K4B. La contraffazione è un danno per l’economia e le aziende italiane (specie in tempi di crisi) ma anche per i consumatori che rischiano di trovarsi prodotti falsati in ogni settore merceologico. Come rendere i cittadini consapevoli dei rischi?

 

Dona. Spiegando loro che, nonostante le difficoltà economiche, non si può scegliere solo in base al prezzo: è una filosofia che non porta lontano e che oggi viene veicolata, anche grazie alla diffusione del social shopping al quale rimprovero (tra tanti meriti) di aver importato una certa follia collettiva per cui il nuovo Dio sembra essere lo sconto. Va bene, ma a condizione di comprare qualcosa di utile, altrimenti avrò sprecato il mio denaro.

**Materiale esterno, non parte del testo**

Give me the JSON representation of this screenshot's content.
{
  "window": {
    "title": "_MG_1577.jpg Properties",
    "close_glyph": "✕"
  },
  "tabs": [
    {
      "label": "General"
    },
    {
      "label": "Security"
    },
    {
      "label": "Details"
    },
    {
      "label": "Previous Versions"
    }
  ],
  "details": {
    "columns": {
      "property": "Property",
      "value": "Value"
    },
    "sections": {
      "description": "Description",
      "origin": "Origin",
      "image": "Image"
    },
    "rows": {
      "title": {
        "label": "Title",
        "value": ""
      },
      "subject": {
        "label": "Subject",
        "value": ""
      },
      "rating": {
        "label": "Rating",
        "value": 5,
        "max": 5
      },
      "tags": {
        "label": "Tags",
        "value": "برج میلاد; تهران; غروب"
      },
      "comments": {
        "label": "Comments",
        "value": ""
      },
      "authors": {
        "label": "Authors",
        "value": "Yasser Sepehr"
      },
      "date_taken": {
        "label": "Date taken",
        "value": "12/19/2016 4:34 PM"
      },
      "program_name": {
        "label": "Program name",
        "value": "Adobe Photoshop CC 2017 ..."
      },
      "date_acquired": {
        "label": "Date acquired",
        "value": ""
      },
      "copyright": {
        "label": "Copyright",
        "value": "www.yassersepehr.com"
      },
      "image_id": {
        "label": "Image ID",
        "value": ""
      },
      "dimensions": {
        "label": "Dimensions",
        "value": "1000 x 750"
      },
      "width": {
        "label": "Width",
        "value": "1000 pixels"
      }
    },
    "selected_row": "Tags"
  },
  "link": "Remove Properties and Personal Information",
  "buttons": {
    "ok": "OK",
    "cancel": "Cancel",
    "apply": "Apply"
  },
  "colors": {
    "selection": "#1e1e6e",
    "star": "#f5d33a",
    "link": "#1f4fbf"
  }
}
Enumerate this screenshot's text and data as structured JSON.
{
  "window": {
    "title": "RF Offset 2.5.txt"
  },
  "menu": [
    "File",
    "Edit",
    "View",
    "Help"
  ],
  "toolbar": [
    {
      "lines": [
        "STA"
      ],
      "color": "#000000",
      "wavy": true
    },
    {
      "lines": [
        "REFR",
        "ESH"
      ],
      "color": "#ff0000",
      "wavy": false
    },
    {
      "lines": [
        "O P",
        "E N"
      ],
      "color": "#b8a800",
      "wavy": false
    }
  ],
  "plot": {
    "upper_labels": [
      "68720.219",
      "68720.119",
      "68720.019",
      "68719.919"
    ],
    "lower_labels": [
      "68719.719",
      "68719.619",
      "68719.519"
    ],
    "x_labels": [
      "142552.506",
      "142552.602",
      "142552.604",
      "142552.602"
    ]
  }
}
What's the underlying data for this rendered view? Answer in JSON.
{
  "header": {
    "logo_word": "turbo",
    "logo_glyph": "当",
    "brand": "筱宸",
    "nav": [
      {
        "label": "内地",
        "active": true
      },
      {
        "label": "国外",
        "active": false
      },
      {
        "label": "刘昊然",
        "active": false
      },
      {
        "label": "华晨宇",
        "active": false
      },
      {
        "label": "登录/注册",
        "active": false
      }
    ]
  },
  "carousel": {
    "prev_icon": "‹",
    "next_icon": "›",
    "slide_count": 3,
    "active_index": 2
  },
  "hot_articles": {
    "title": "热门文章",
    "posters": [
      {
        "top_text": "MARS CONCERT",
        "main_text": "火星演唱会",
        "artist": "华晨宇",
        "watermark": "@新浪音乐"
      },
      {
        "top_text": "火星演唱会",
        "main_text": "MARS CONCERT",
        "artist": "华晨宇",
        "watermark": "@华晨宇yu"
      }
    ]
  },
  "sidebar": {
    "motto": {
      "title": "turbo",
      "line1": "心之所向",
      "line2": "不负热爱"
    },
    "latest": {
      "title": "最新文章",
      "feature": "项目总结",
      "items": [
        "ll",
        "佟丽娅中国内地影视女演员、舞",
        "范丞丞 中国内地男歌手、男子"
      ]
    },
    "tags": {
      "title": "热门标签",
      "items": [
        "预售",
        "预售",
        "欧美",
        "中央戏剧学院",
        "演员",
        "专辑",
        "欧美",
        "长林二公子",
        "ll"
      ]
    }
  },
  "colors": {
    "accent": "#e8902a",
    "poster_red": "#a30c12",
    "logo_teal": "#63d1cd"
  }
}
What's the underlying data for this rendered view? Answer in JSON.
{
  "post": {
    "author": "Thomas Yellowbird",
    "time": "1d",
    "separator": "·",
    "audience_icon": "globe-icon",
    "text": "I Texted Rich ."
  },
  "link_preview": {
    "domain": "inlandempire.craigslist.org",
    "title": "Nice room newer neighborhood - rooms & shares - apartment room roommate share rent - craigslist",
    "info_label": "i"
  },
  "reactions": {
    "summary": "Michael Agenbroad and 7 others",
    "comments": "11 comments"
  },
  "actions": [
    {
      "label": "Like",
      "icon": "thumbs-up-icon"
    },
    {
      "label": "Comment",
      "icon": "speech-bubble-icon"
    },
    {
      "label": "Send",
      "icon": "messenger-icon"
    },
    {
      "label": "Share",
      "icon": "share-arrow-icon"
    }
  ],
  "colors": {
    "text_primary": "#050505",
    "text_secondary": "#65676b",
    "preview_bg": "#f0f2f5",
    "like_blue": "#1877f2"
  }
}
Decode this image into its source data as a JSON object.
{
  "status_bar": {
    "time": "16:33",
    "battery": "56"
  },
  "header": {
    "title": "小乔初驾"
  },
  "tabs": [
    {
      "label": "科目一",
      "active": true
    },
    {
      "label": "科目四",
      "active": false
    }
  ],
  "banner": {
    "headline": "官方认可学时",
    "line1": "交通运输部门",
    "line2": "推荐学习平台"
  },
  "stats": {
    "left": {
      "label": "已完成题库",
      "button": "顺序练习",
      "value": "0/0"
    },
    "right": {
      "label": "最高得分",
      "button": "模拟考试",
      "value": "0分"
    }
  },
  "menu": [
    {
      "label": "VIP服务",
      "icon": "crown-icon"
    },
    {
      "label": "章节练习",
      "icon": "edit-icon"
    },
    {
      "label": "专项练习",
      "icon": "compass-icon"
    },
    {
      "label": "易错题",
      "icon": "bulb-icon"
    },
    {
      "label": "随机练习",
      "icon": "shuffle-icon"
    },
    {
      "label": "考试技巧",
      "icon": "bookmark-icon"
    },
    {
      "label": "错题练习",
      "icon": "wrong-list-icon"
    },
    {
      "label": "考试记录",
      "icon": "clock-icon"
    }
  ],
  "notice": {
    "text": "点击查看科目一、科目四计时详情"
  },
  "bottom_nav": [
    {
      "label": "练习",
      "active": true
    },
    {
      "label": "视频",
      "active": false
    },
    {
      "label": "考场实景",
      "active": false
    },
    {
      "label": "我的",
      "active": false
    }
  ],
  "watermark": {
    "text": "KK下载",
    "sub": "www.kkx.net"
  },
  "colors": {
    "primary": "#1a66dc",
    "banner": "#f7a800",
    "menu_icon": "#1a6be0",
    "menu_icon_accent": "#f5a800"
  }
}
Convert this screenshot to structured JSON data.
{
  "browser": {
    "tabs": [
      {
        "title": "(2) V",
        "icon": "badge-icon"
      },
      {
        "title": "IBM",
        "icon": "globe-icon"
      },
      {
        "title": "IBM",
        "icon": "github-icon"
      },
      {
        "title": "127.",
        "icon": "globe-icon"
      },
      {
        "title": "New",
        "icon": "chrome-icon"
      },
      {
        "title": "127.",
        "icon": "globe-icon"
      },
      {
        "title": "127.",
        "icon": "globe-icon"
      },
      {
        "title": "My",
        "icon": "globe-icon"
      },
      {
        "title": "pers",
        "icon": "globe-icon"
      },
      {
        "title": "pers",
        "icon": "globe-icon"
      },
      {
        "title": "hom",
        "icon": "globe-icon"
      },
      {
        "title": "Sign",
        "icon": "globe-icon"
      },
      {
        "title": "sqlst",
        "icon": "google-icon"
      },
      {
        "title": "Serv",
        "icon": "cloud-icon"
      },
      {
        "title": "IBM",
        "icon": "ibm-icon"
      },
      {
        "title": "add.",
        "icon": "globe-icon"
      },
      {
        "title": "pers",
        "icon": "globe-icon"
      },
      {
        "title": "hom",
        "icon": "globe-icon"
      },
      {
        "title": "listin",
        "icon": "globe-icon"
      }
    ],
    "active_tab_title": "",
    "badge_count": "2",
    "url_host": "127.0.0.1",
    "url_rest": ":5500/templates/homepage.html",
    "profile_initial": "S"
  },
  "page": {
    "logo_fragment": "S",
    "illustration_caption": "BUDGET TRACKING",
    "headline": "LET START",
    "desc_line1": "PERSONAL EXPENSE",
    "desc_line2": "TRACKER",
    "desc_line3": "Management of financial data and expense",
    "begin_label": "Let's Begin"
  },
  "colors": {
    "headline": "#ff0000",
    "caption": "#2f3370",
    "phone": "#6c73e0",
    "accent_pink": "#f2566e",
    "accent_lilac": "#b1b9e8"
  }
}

Per la contraffazione è un po’ la stessa cosa: non tutti comprendono che, comprando il falso, forse si crede di risparmiare ma non è così se ho comprato prodotti di infima qualità.

 

 

K4B. L’Unione Nazionale del Consumatori ha lanciato la campagna #bloccoiltarocco su Twitter. Di cosa si tratta e quali obiettivi vi siete prefissati?

 

Dona. È un’iniziativa pensata per lottare contro la contraffazione e per far crescere nella collettività la consapevolezza di quanto alimentare il mercato del falso possa avere gravi conseguenze non solo sull’economia ma anche sui consumatori: basti pensare ai rischi che si corrono per la salute acquistando prodotti illegali. Twittare #bloccoiltarocco significa allora ‘dire no’ al falso, all’inganno, alle imitazioni.